Since there's currently only ~42GB disk space available on the datastore, and ~60GB RAM, we need to do some temporary steps. If you do have the option to shut down one (or more) of the other VMs that might be helpful, as it would free up disk space currently used by the VM's swap files.
Here are the steps:
At that point you should be able to power on the VM, and use it again.
Please remember that snapshots are not comparable with backups. In fact, they can consume considerable disk space (as you've just experience). I'd strongly recommend that you do NOT keep snapshots, but rather run daily backups.
If you have question, please feel free to ask.
André
Files to be deleted:
750781508 4096 -rw------- 1 root root 3932672 Wed Aug 14 15:11:02 2019 SQL_0-000001-ctk.vmdk
763364420 8192 -rw------- 1 root root 8192512 Thu Aug 15 19:13:25 2019 SQL_1-000001-ctk.vmdk
16778308 0 -rw-r--r-- 1 root root 0 Fri Aug 16 21:09:15 2019 filelist.txt
369099844 40960 -rw------- 1 root root 41081213 Thu Dec 7 17:46:54 2017 vmmcores-1.gz
394265668 43008 -rw------- 1 root root 43742727 Thu Mar 15 13:38:02 2018 vmmcores-2.gz
364905540 8192 -r-------- 1 root root 8237056 Thu Dec 7 17:46:39 2017 vmx-zdump.000
390071364 8192 -r-------- 1 root root 8122368 Thu Mar 15 13:37:46 2018 vmx-zdump.001
Hi Andre,
Thanks very much for the detailed instructions. I am confused about one point.

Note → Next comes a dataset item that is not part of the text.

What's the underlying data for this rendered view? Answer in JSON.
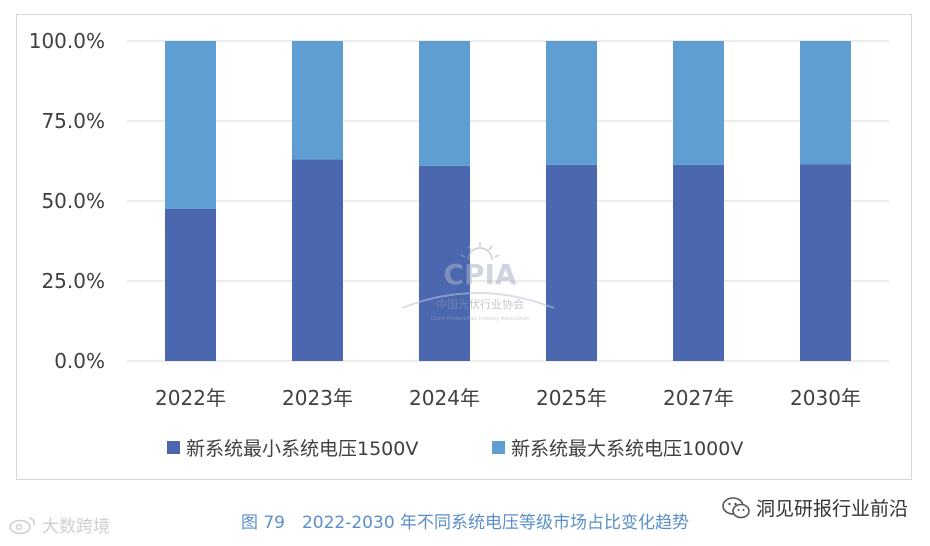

When I upload the files from the SQL fixes folder, do I ONLY upload those that are not in the datastore SQL VM?
Both of the following files are already in the SQL VM.
SQL_1.vmdk ( 500GB )
SQL_1-000001.vmdk ( 60.93 )
The two files below are missing.
SQL_0.vmdk
SQL_1-000001.vmdk
Thanks!
Jim
Also, is the step to take a temporary snapshot necessary just in case it fails to take one?

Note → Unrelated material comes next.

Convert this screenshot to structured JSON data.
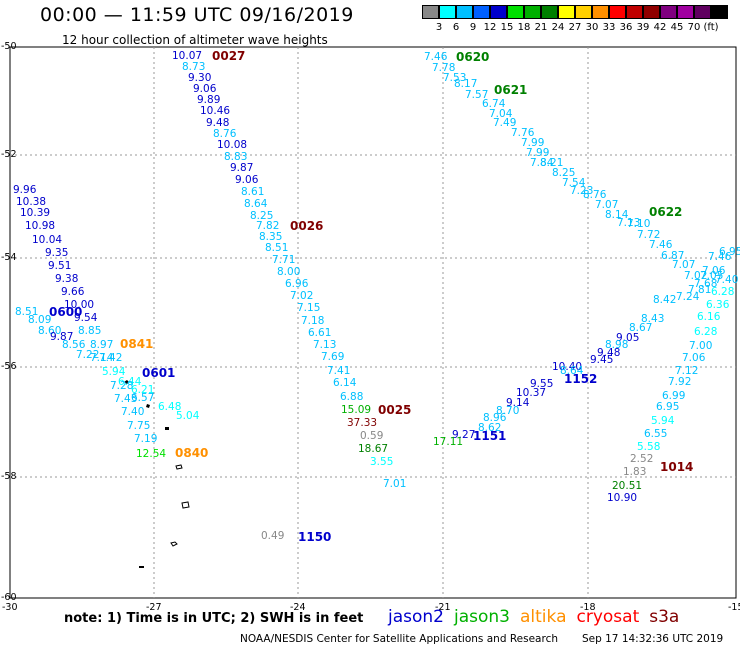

If I get "Failed to create snapshot 'xxx' on virtual machine SQL" can I skip that step or does that mean I have another problem?
Thanks!
Jim
Power On VM
Key
haTask-12-vim.VirtualMachine.powerOn-4449
Description
Power On this virtual machine
Virtual machine
SQL
State
Failed - File system specific implementation of Ioctl[file] failed
Errors
File system specific implementation of Ioctl[file] failed
File system specific implementation of LookupAndOpen[file] failed
File system specific implementation of LookupAndOpen[file] failed
File system specific implementation of LookupAndOpen[file] failed
File system specific implementation of LookupAndOpen[file] failed
File system specific implementation of LookupAndOpen[file] failed
File system specific implementation of LookupAndOpen[file] failed
File system specific implementation of LookupAndOpen[file] failed
File system specific implementation of LookupAndOpen[file] failed
The parent virtual disk has been modified since the child was created. The content ID of the parent virtual disk does not match the corresponding parent content ID in the child
Cannot open the disk '/vmfs/volumes/589ba69b-8042b0c0-14b3-1c98ec129dac/SQL/SQL_1-000001.vmdk' or one of the snapshot disks it depends on.
Module 'Disk' power on failed.
Failed to start the virtual machine.